On Agibot’s AI strategy: The AgiBot World dataset (over 1 million trajectories across 217 tasks) and the GO-1 (Genie Operator-1) foundation model were released in March 2025 and described in Bu et al., “AgiBot World Colosseo: A Large-scale Manipulation Platform for Scalable and Intelligent Embodied Systems” (arXiv:2503.06669), nominated for Best Paper at IROS 2025. The paper introduces the Vision-Language-Latent-Action (ViLLA) framework, which enables pre-training on internet-scale video data alongside robot demonstrations. GO-1 outperformed prior state-of-the-art (RDT) by 32% on complex manipulation tasks. The dataset and model are open-sourced on GitHub and HuggingFace under CC BY-NC-SA 4.0.

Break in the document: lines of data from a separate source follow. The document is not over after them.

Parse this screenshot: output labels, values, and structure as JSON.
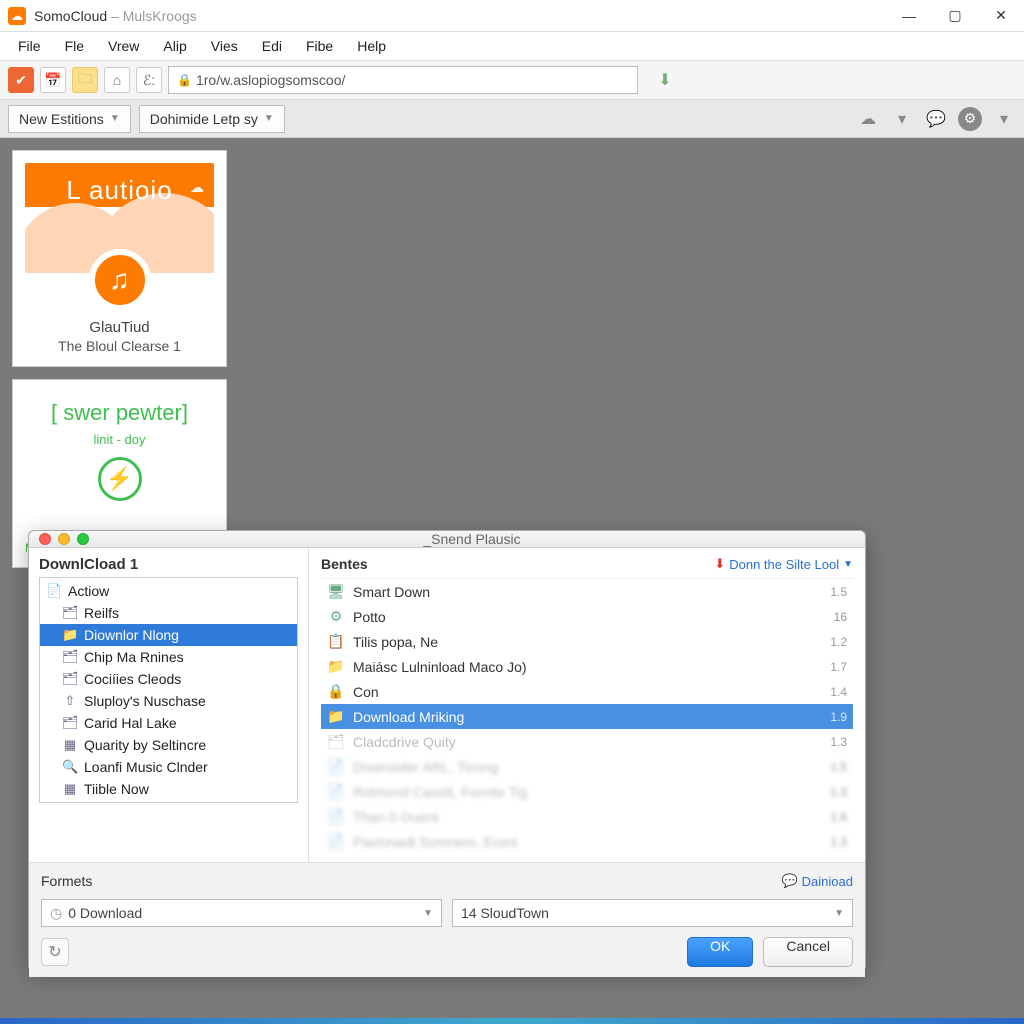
{
  "window": {
    "app_name": "SomoCloud",
    "subtitle": "MulsKroogs"
  },
  "menu": [
    "File",
    "Fle",
    "Vrew",
    "Alip",
    "Vies",
    "Edi",
    "Fibe",
    "Help"
  ],
  "url": "1ro/w.aslopiogsomscoo/",
  "subtoolbar": {
    "btn1": "New Estitions",
    "btn2": "Dohimide Letp sy"
  },
  "card1": {
    "brand": "L autioio",
    "title": "GlauTiud",
    "subtitle": "The Bloul Clearse 1"
  },
  "card2": {
    "big": "[ swer pewter]",
    "small": "linit - doy",
    "link": "Mw"
  },
  "dialog": {
    "title": "_Snend Plausic",
    "side_header": "DownlCload 1",
    "tree": [
      {
        "icon": "📄",
        "label": "Actiow",
        "indent": 0,
        "sel": false
      },
      {
        "icon": "🗂",
        "label": "Reilfs",
        "indent": 1,
        "sel": false
      },
      {
        "icon": "📁",
        "label": "Diownlor Nlong",
        "indent": 1,
        "sel": true
      },
      {
        "icon": "🗂",
        "label": "Chip Ma Rnines",
        "indent": 1,
        "sel": false
      },
      {
        "icon": "🗂",
        "label": "Cociíies Cleods",
        "indent": 1,
        "sel": false
      },
      {
        "icon": "⇧",
        "label": "Sluploy's Nuschase",
        "indent": 1,
        "sel": false
      },
      {
        "icon": "🗂",
        "label": "Carid Hal Lake",
        "indent": 1,
        "sel": false
      },
      {
        "icon": "▦",
        "label": "Quarity by Seltincre",
        "indent": 1,
        "sel": false
      },
      {
        "icon": "🔍",
        "label": "Loanfi Music Clnder",
        "indent": 1,
        "sel": false
      },
      {
        "icon": "▦",
        "label": "Tiible Now",
        "indent": 1,
        "sel": false
      }
    ],
    "main_header": "Bentes",
    "dropdown_link": "Donn the Silte Lool",
    "files": [
      {
        "icon": "🖥",
        "label": "Smart Down",
        "size": "1.5",
        "dim": false,
        "sel": false,
        "blur": false
      },
      {
        "icon": "⚙",
        "label": "Potto",
        "size": "16",
        "dim": false,
        "sel": false,
        "blur": false
      },
      {
        "icon": "📋",
        "label": "Tilis popa, Ne",
        "size": "1.2",
        "dim": false,
        "sel": false,
        "blur": false
      },
      {
        "icon": "📁",
        "label": "Maiásc Lulninload Maco Jo)",
        "size": "1.7",
        "dim": false,
        "sel": false,
        "blur": false
      },
      {
        "icon": "🔒",
        "label": "Con",
        "size": "1.4",
        "dim": false,
        "sel": false,
        "blur": false
      },
      {
        "icon": "📁",
        "label": "Download Mriking",
        "size": "1.9",
        "dim": false,
        "sel": true,
        "blur": false
      },
      {
        "icon": "🗂",
        "label": "Cladcdrive Quity",
        "size": "1.3",
        "dim": true,
        "sel": false,
        "blur": false
      },
      {
        "icon": "📄",
        "label": "Downsider ARL, Ticong",
        "size": "1.5",
        "dim": true,
        "sel": false,
        "blur": true
      },
      {
        "icon": "📄",
        "label": "Rolmond Casott, Fonnte Tig",
        "size": "1.3",
        "dim": true,
        "sel": false,
        "blur": true
      },
      {
        "icon": "📄",
        "label": "Than 0 Ouent",
        "size": "1.6",
        "dim": true,
        "sel": false,
        "blur": true
      },
      {
        "icon": "📄",
        "label": "Pavionadt Somnero, Eront",
        "size": "1.3",
        "dim": true,
        "sel": false,
        "blur": true
      }
    ],
    "formats_label": "Formets",
    "download_hint": "Dainioad",
    "select1": "0 Download",
    "select2": "14 SloudTown",
    "ok": "OK",
    "cancel": "Cancel"
  }
}
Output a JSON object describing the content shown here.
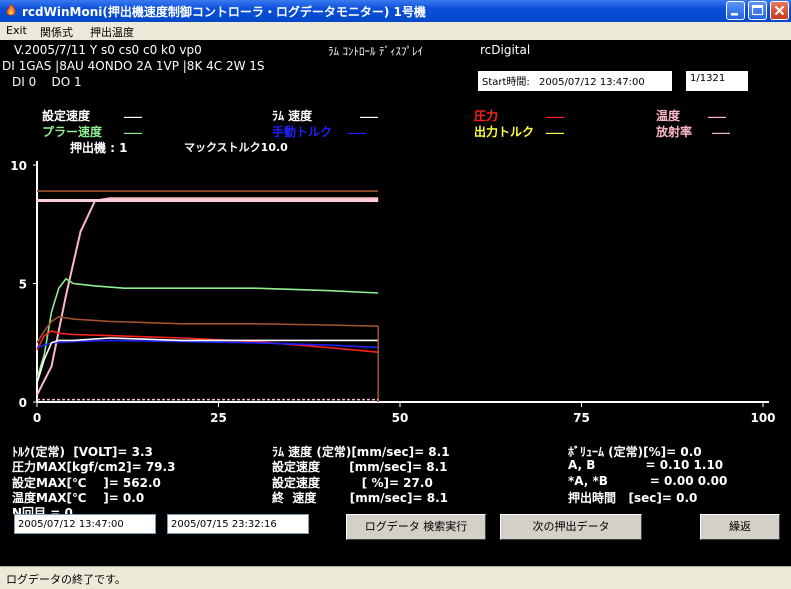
{
  "window": {
    "title": "rcdWinMoni(押出機速度制御コントローラ・ログデータモニター) 1号機"
  },
  "menu": [
    "Exit",
    "関係式",
    "押出温度"
  ],
  "info": {
    "line1": "V.2005/7/11 Y s0 cs0 c0 k0 vp0",
    "display_title": "ﾗﾑ ｺﾝﾄﾛｰﾙ ﾃﾞｨｽﾌﾟﾚｲ",
    "brand": "rcDigital",
    "line2": "DI 1GAS |8AU 4ONDO 2A 1VP |8K 4C 2W 1S",
    "line3": "DI 0    DO 1",
    "start_label": "Start時間:",
    "start_value": "2005/07/12 13:47:00",
    "page": "1/1321"
  },
  "legend": {
    "set_speed": "設定速度",
    "ram_speed": "ﾗﾑ 速度",
    "pressure": "圧力",
    "temperature": "温度",
    "puller_speed": "プラー速度",
    "manual_torque": "手動トルク",
    "output_torque": "出力トルク",
    "radiation": "放射率",
    "extruder": "押出機 : 1",
    "max_torque": "マックストルク10.0",
    "swatch": "___"
  },
  "colors": {
    "set_speed": "#ffffff",
    "ram_speed": "#ffffff",
    "pressure": "#ff2020",
    "temperature": "#ffb8c8",
    "puller_speed": "#90ee90",
    "manual_torque": "#2020ff",
    "output_torque": "#ffff40",
    "radiation": "#ffb8c8",
    "brown": "#a0522d"
  },
  "chart_data": {
    "type": "line",
    "xlim": [
      0,
      100
    ],
    "ylim": [
      0,
      10
    ],
    "x_ticks": [
      "0",
      "25",
      "50",
      "75",
      "100"
    ],
    "y_ticks": [
      "0",
      "5",
      "10"
    ],
    "series": [
      {
        "key": "temperature",
        "x": [
          0,
          2,
          4,
          6,
          8,
          10,
          15,
          20,
          30,
          40,
          47
        ],
        "values": [
          0.3,
          1.5,
          4.5,
          7.2,
          8.5,
          8.6,
          8.6,
          8.6,
          8.6,
          8.6,
          8.6
        ]
      },
      {
        "key": "puller_speed",
        "x": [
          0,
          1,
          2,
          3,
          4,
          5,
          8,
          12,
          20,
          30,
          40,
          47
        ],
        "values": [
          1.0,
          2.0,
          3.8,
          4.8,
          5.2,
          5.0,
          4.9,
          4.8,
          4.8,
          4.8,
          4.7,
          4.6
        ]
      },
      {
        "key": "pressure",
        "x": [
          0,
          1,
          2,
          3,
          5,
          10,
          20,
          30,
          40,
          47
        ],
        "values": [
          2.2,
          2.8,
          3.0,
          2.9,
          2.85,
          2.8,
          2.7,
          2.55,
          2.3,
          2.1
        ]
      },
      {
        "key": "manual_torque",
        "x": [
          0,
          2,
          5,
          10,
          20,
          30,
          40,
          47
        ],
        "values": [
          2.3,
          2.5,
          2.55,
          2.6,
          2.55,
          2.5,
          2.4,
          2.3
        ]
      },
      {
        "key": "set_speed",
        "x": [
          0,
          1,
          2,
          3,
          5,
          10,
          20,
          30,
          40,
          47
        ],
        "values": [
          0.8,
          1.8,
          2.5,
          2.6,
          2.6,
          2.7,
          2.6,
          2.6,
          2.6,
          2.6
        ]
      },
      {
        "key": "brown_upper",
        "x": [
          0,
          47
        ],
        "values": [
          8.9,
          8.9
        ]
      },
      {
        "key": "brown_step",
        "x": [
          0,
          1,
          2,
          3,
          5,
          10,
          20,
          30,
          40,
          47
        ],
        "values": [
          2.5,
          3.0,
          3.4,
          3.6,
          3.5,
          3.4,
          3.3,
          3.3,
          3.25,
          3.2
        ]
      }
    ]
  },
  "readings": {
    "torque": "ﾄﾙｸ(定常)  [VOLT]= 3.3",
    "pressure_max": "圧力MAX[kgf/cm2]= 79.3",
    "set_max": "設定MAX[℃    ]= 562.0",
    "temp_max": "温度MAX[℃    ]= 0.0",
    "n_cycle": "N回目 = 0",
    "ram_speed": "ﾗﾑ 速度 (定常)[mm/sec]= 8.1",
    "set_speed1": "設定速度       [mm/sec]= 8.1",
    "set_speed2": "設定速度          [ %]= 27.0",
    "final_speed": "終  速度        [mm/sec]= 8.1",
    "volume": "ﾎﾞﾘｭｰﾑ (定常)[%]= 0.0",
    "ab": "A, B            = 0.10 1.10",
    "ab2": "*A, *B          = 0.00 0.00",
    "extrude_time": "押出時間   [sec]= 0.0"
  },
  "controls": {
    "date_from": "2005/07/12 13:47:00",
    "date_to": "2005/07/15 23:32:16",
    "search_button": "ログデータ 検索実行",
    "next_button": "次の押出データ",
    "repeat_button": "繰返"
  },
  "status": "ログデータの終了です。"
}
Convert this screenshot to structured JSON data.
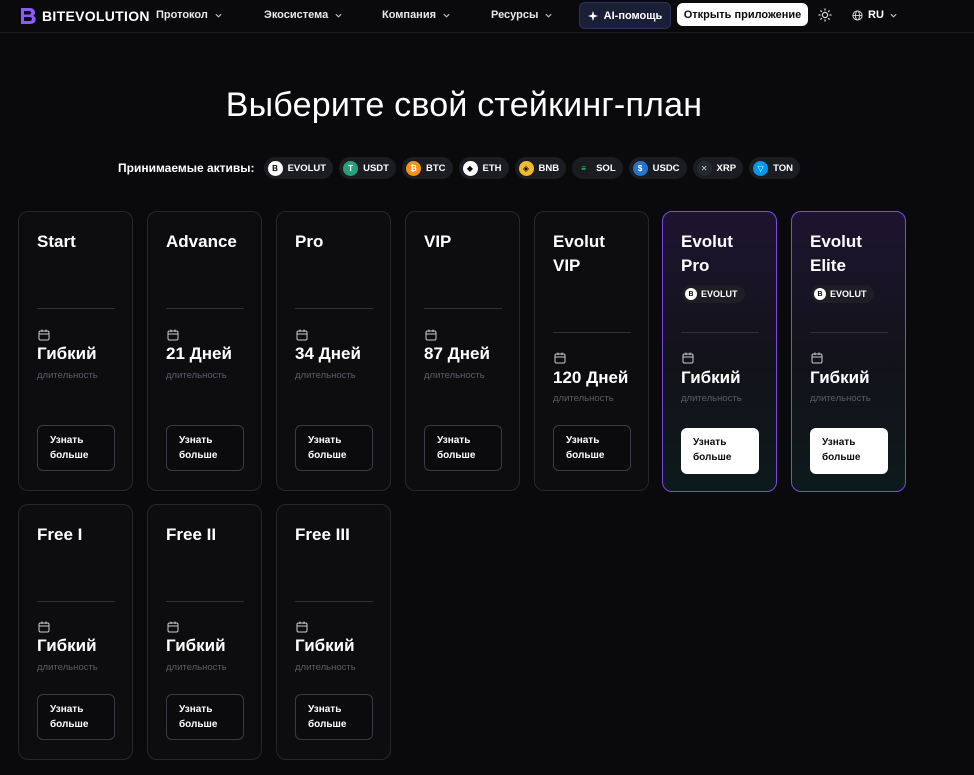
{
  "nav": {
    "logo_text": "BITEVOLUTION",
    "items": [
      {
        "label": "Протокол"
      },
      {
        "label": "Экосистема"
      },
      {
        "label": "Компания"
      },
      {
        "label": "Ресурсы"
      }
    ],
    "ai_label": "AI-помощь",
    "open_app_label": "Открыть приложение",
    "language": "RU"
  },
  "page": {
    "title": "Выберите свой стейкинг-план",
    "assets_label": "Принимаемые активы:"
  },
  "assets": [
    {
      "label": "EVOLUT",
      "color": "#ffffff",
      "icon": "evolut-coin-icon"
    },
    {
      "label": "USDT",
      "color": "#26a17b",
      "icon": "usdt-coin-icon"
    },
    {
      "label": "BTC",
      "color": "#f7931a",
      "icon": "btc-coin-icon"
    },
    {
      "label": "ETH",
      "color": "#ffffff",
      "icon": "eth-coin-icon"
    },
    {
      "label": "BNB",
      "color": "#f3ba2f",
      "icon": "bnb-coin-icon"
    },
    {
      "label": "SOL",
      "color": "#1b1b1f",
      "icon": "sol-coin-icon"
    },
    {
      "label": "USDC",
      "color": "#2775ca",
      "icon": "usdc-coin-icon"
    },
    {
      "label": "XRP",
      "color": "#23292f",
      "icon": "xrp-coin-icon"
    },
    {
      "label": "TON",
      "color": "#0098ea",
      "icon": "ton-coin-icon"
    }
  ],
  "plans": [
    {
      "name": "Start",
      "duration": "Гибкий",
      "duration_label": "длительность",
      "cta": "Узнать\nбольше"
    },
    {
      "name": "Advance",
      "duration": "21 Дней",
      "duration_label": "длительность",
      "cta": "Узнать\nбольше"
    },
    {
      "name": "Pro",
      "duration": "34 Дней",
      "duration_label": "длительность",
      "cta": "Узнать\nбольше"
    },
    {
      "name": "VIP",
      "duration": "87 Дней",
      "duration_label": "длительность",
      "cta": "Узнать\nбольше"
    },
    {
      "name": "Evolut\nVIP",
      "duration": "120 Дней",
      "duration_label": "длительность",
      "cta": "Узнать\nбольше"
    },
    {
      "name": "Evolut\nPro",
      "badge": "EVOLUT",
      "duration": "Гибкий",
      "duration_label": "длительность",
      "cta": "Узнать\nбольше"
    },
    {
      "name": "Evolut\nElite",
      "badge": "EVOLUT",
      "duration": "Гибкий",
      "duration_label": "длительность",
      "cta": "Узнать\nбольше"
    },
    {
      "name": "Free I",
      "duration": "Гибкий",
      "duration_label": "длительность",
      "cta": "Узнать\nбольше"
    },
    {
      "name": "Free II",
      "duration": "Гибкий",
      "duration_label": "длительность",
      "cta": "Узнать\nбольше"
    },
    {
      "name": "Free III",
      "duration": "Гибкий",
      "duration_label": "длительность",
      "cta": "Узнать\nбольше"
    }
  ],
  "colors": {
    "accent": "#7b4be0",
    "background": "#0a0a0c"
  }
}
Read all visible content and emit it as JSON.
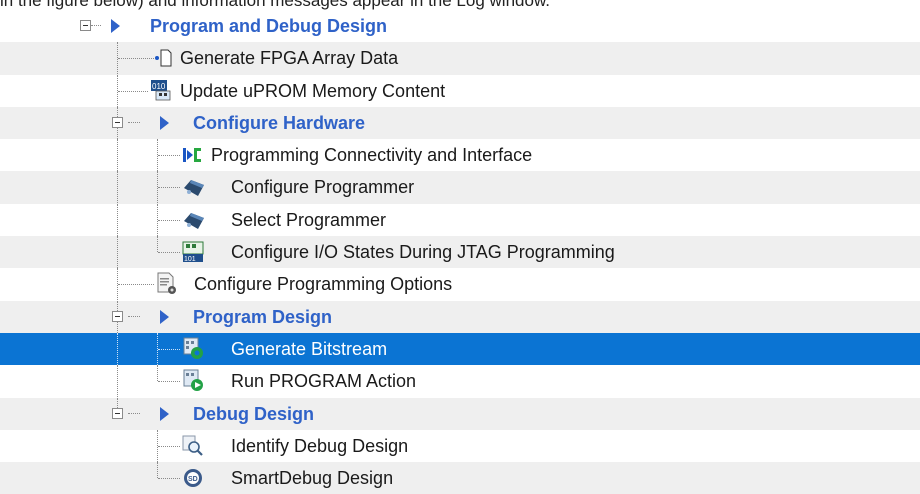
{
  "caption": "in the figure below) and information messages appear in the Log window.",
  "tree": {
    "group_program_debug": "Program and Debug Design",
    "item_generate_fpga": "Generate FPGA Array Data",
    "item_update_uprom": "Update uPROM Memory Content",
    "group_configure_hw": "Configure Hardware",
    "item_prog_connectivity": "Programming Connectivity and Interface",
    "item_configure_programmer": "Configure Programmer",
    "item_select_programmer": "Select Programmer",
    "item_configure_io": "Configure I/O States During JTAG Programming",
    "item_configure_options": "Configure Programming Options",
    "group_program_design": "Program Design",
    "item_generate_bitstream": "Generate Bitstream",
    "item_run_program": "Run PROGRAM Action",
    "group_debug_design": "Debug Design",
    "item_identify_debug": "Identify Debug Design",
    "item_smartdebug": "SmartDebug Design"
  },
  "icons": {
    "generate_fpga": "document-icon",
    "update_uprom": "memory-binary-icon",
    "prog_connectivity": "connectivity-icon",
    "configure_programmer": "programmer-icon",
    "select_programmer": "programmer-icon",
    "configure_io": "io-states-icon",
    "configure_options": "options-gear-icon",
    "generate_bitstream": "bitstream-icon",
    "run_program": "run-action-icon",
    "identify_debug": "magnifier-icon",
    "smartdebug": "smartdebug-icon"
  },
  "colors": {
    "selection": "#0b74d3",
    "group_text": "#2f62c8",
    "alt_row": "#efefef"
  }
}
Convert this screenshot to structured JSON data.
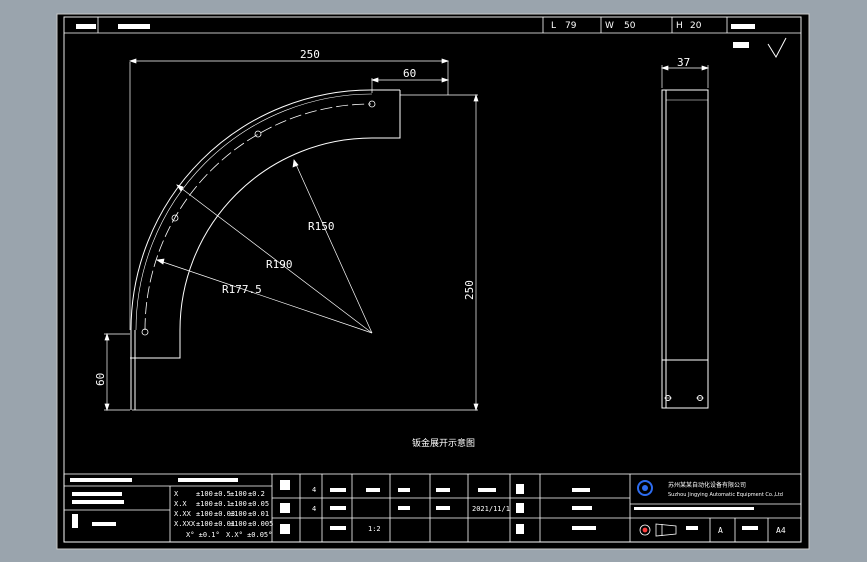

On UBTECH and Zhou Jian: Zhou saw Honda’s ASIMO at a 2008 technology fair in Japan; the origin story is documented in TechNode’s 2017 profile (”This Chinese unicorn wants to put humanoid robots into every home”). Zhou spent four years and approximately 50 million yuan of personal savings developing servo technology before incorporating UBTECH in March 2012. The 2016 Spring Festival Gala performance with 540 Alpha 1S robots preceded Unitree’s 2025 performance by nine years. UBTECH’s December 2023 Hong Kong IPO raised HK$1 billion. Walker S2 mass production and delivery milestones (orders exceeding 800 million yuan by late 2025) were documented in PR Newswire, South China Morning Post, and Robotics & Automation News.
On the chip restrictions: The October 2022 export controls banned Nvidia’s A100 and H100 from China; subsequent rounds in October 2023 tightened thresholds further. Nvidia’s China-specific H20 was designed to comply. Huawei’s Ascend 910B and 910C chips, manufactured at SMIC’s 7nm node, offer lower performance (the 910C achieves approximately 60% of H100 real-world performance per CFR and DeepSeek’s own assessments). SMIC cannot currently produce chips below 7nm due to export controls on advanced lithography equipment. Analysis from the Council on Foreign Relations (December 2025), RAND (August 2025), and Epoch AI provides detailed technical comparisons.
On China’s robotics ecosystem: Reports from CITIC Securities, Goldman Sachs, and Omdia provide detailed analysis of the competitive landscape. Omdia’s 2025 report on global humanoid robot shipments (approximately 13,000 units) is a key industry benchmark. The China Robot Industry Alliance publishes annual production and deployment data. The Morgan Stanley vs. lower-end market forecasts reflect the enormous uncertainty about how quickly general-purpose robots will achieve commercial viability.
On the EV parallel: BYD surpassed Tesla as the world’s largest EV manufacturer by units sold in 2023. Coverage in publications like The Information and analyses by Morgan Stanley examine how Chinese companies came to dominate the EV supply chain, and whether robotics will follow a similar trajectory.